Credit risks are therefore based on creditworthiness of the underlying mortgage or credit card borrowers (for example). Investors need to analyse and model the effect of macroeconomic scenarios such changes in economic growth, unemployment rates, property prices and interest rates and balance these results with bottom-up credit assessments of the underlying borrowers. 

Not all ABS is equal

It is little-known outside fixed income investing that much of the ABS market can occupy the very opposite end of the toxicity scale from the US subprime. Similar to the public bond markets where the universe goes from high quality government bonds to high yield credit, ABS has a similar spectrum.  At the higher-rated end of the spectrum lies AAA-rated UK residential mortgage-backed securities (RMBS) which has never seen a default in the history of the asset class. The UK market is notably different to the US mortgage market, as banks have the ability to pursue borrowers if the value of the house is less than the value of the mortgage (negative equity). Investors therefore have recourse to the underlying borrower, whereas in the US home owners can walk away, leaving the lender with only the underlying property to reclaim their investment.

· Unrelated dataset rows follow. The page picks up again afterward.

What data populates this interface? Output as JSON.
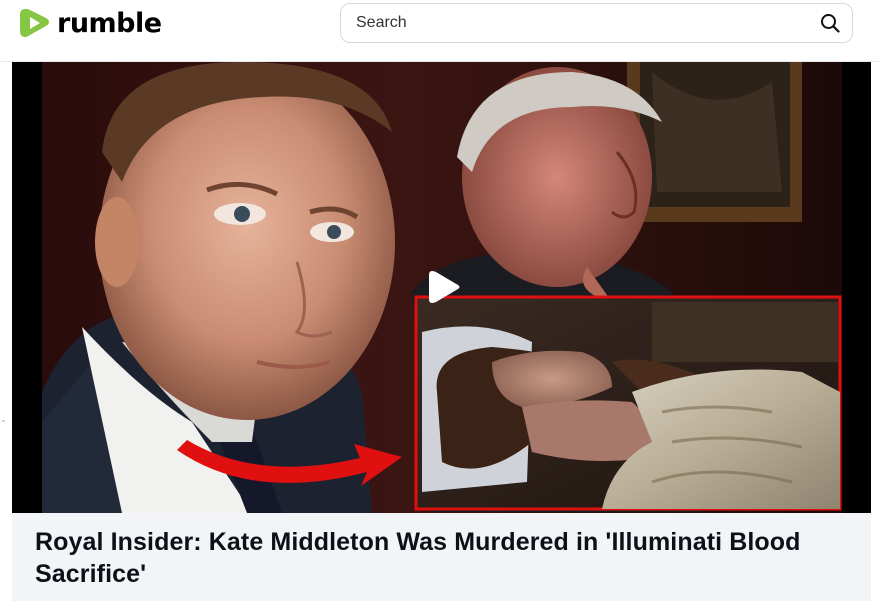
{
  "header": {
    "logo_text": "rumble",
    "logo_icon": "rumble-play-logo",
    "search_placeholder": "Search",
    "search_icon": "search-icon"
  },
  "video": {
    "thumbnail_description_icon": "video-thumbnail",
    "play_icon": "play-icon",
    "title": "Royal Insider: Kate Middleton Was Murdered in 'Illuminati Blood Sacrifice'"
  },
  "colors": {
    "brand_green": "#85c742",
    "highlight_red": "#e01010",
    "title_bg": "#f3f4f7"
  }
}
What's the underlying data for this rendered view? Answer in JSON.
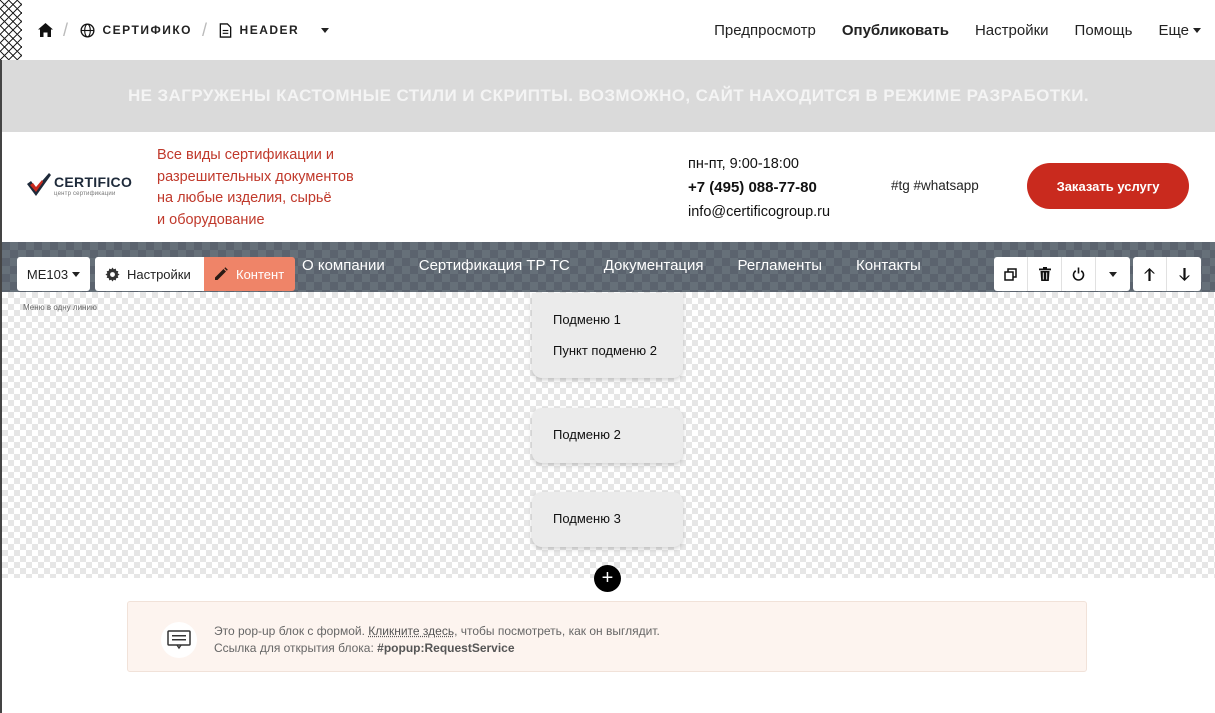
{
  "topbar": {
    "breadcrumb": {
      "site": "СЕРТИФИКО",
      "page": "HEADER"
    },
    "nav": {
      "preview": "Предпросмотр",
      "publish": "Опубликовать",
      "settings": "Настройки",
      "help": "Помощь",
      "more": "Еще"
    }
  },
  "banner": {
    "text": "НЕ ЗАГРУЖЕНЫ КАСТОМНЫЕ СТИЛИ И СКРИПТЫ. ВОЗМОЖНО, САЙТ НАХОДИТСЯ В РЕЖИМЕ РАЗРАБОТКИ."
  },
  "header": {
    "logo_name": "CERTIFICO",
    "logo_sub": "центр сертификации",
    "tagline": [
      "Все виды сертификации и",
      "разрешительных документов",
      "на любые изделия, сырьё",
      "и оборудование"
    ],
    "hours": "пн-пт, 9:00-18:00",
    "phone": "+7 (495) 088-77-80",
    "email": "info@certificogroup.ru",
    "socials": "#tg #whatsapp",
    "cta": "Заказать услугу",
    "brand_color": "#c92a1e"
  },
  "editor": {
    "block_code": "ME103",
    "settings_label": "Настройки",
    "content_label": "Контент",
    "block_hint": "Меню в одну линию",
    "accent_color": "#ef8468"
  },
  "menu": {
    "items": [
      "О компании",
      "Сертификация ТР ТС",
      "Документация",
      "Регламенты",
      "Контакты"
    ]
  },
  "submenus": [
    {
      "items": [
        "Подменю 1",
        "Пункт подменю 2"
      ]
    },
    {
      "items": [
        "Подменю 2"
      ]
    },
    {
      "items": [
        "Подменю 3"
      ]
    }
  ],
  "add_button": "+",
  "notice": {
    "line1_prefix": "Это pop-up блок с формой.",
    "line1_link": "Кликните здесь",
    "line1_suffix": ", чтобы посмотреть, как он выглядит.",
    "line2_prefix": "Ссылка для открытия блока:",
    "line2_code": "#popup:RequestService"
  },
  "icons": [
    "home-icon",
    "globe-icon",
    "page-icon",
    "gear-icon",
    "pencil-icon",
    "duplicate-icon",
    "trash-icon",
    "power-icon",
    "arrow-up-icon",
    "arrow-down-icon",
    "popup-icon"
  ]
}
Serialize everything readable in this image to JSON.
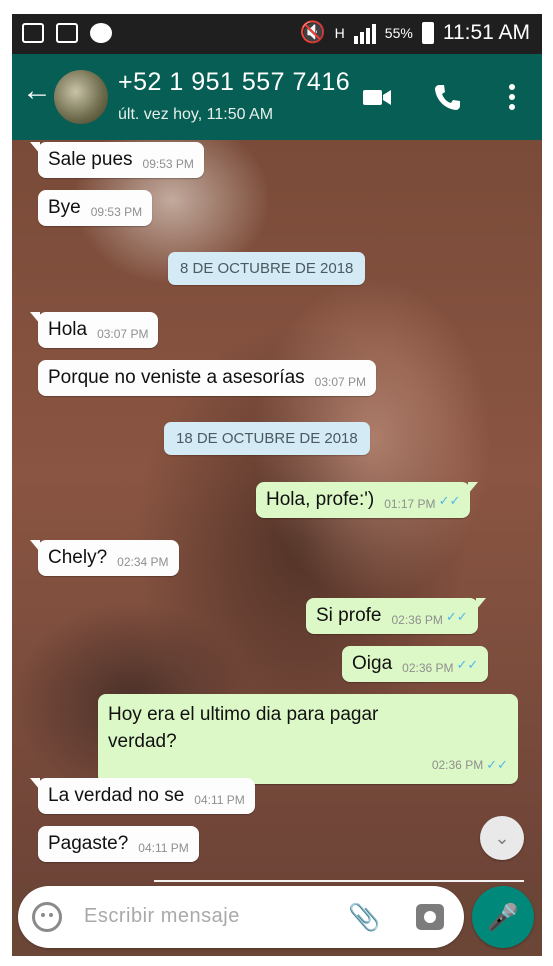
{
  "status_bar": {
    "battery": "55%",
    "network": "H",
    "time": "11:51 AM"
  },
  "header": {
    "contact_name": "+52 1 951 557 7416",
    "last_seen": "últ. vez hoy, 11:50 AM",
    "icons": [
      "back-arrow-icon",
      "video-call-icon",
      "phone-icon",
      "more-vert-icon"
    ]
  },
  "messages": [
    {
      "dir": "in",
      "text": "Sale pues",
      "time": "09:53 PM"
    },
    {
      "dir": "in",
      "text": "Bye",
      "time": "09:53 PM"
    },
    {
      "dir": "date",
      "text": "8 DE OCTUBRE DE 2018"
    },
    {
      "dir": "in",
      "text": "Hola",
      "time": "03:07 PM"
    },
    {
      "dir": "in",
      "text": "Porque no veniste a asesorías",
      "time": "03:07 PM"
    },
    {
      "dir": "date",
      "text": "18 DE OCTUBRE DE 2018"
    },
    {
      "dir": "out",
      "text": "Hola, profe:')",
      "time": "01:17 PM",
      "read": true
    },
    {
      "dir": "in",
      "text": "Chely?",
      "time": "02:34 PM"
    },
    {
      "dir": "out",
      "text": "Si profe",
      "time": "02:36 PM",
      "read": true
    },
    {
      "dir": "out",
      "text": "Oiga",
      "time": "02:36 PM",
      "read": true
    },
    {
      "dir": "out",
      "text": "Hoy era el ultimo dia para pagar verdad?",
      "time": "02:36 PM",
      "read": true
    },
    {
      "dir": "in",
      "text": "La verdad no se",
      "time": "04:11 PM"
    },
    {
      "dir": "in",
      "text": "Pagaste?",
      "time": "04:11 PM"
    }
  ],
  "input": {
    "placeholder": "Escribir mensaje"
  },
  "colors": {
    "header": "#075e54",
    "out_bubble": "#dcf8c6",
    "in_bubble": "#fdfdfd",
    "date_chip": "#d4eaf4",
    "mic_button": "#00897b",
    "read_tick": "#4fb6ec"
  }
}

According to analysis from JP Morgan, senior UK RMBS investments have enough protection to withstand 56 times the maximum losses experienced in the early 1990’s, the largest UK housing crisis in recent memory. A repeat of double-digit unemployment and very high interest rates is unlikely and would probably reflect a very negative environment for wider financial markets. Even in this extreme scenario, senior RMBS investments are well placed to avoid losses. 

One of the most well-known UK residential mortgage facilities was set up by beleaguered UK financial institution Northern Rock – before it suffered the UK’s first bank run in 150 years in 2007 and became nationalised. The bank had funded around £50bn of UK mortgages and structured them into a series of RMBS bonds in 2005. They were placed in the market under the name ‘Granite’ – and since then arguably proved to be as tough as the rock itself. Although they suffered severe volatility during the financial crisis – neither the senior nor the junior RMBS bonds ever defaulted. The bonds were redeemed early and in full and sold to a US investor in 2011. 

That investor later structured the mortgages and issued securities backed by them again, starting with a £6bn deal in April 2016. The transaction was the largest European ABS deal since the global financial crisis. This illustrates that high quality securities, backed by strong cash flows, robust legal protection and collateral can be available to those able to undertake the rigorous investment analysis that is required.   

We believe the ABS market can offer arguably the most attractive source of value in liquid credit markets today. The most senior bonds quality can offer the highest credit ratings, security against tangible assets (such as property) and robust structural safeguards to maximise the probability of repayment. Despite this, the asset class frequently offers wider credit spreads than comparable lower-rated investment grade credit – which unlike ABS is a largely unsecured asset class (Figure 2). This indicates excellent relative value that can reward those with the specialist skills required to invest in the ABS market, such as detailed loan-by-loan scenario analysis and diligent credit work. In our view it is an underutilised asset class by local authorities.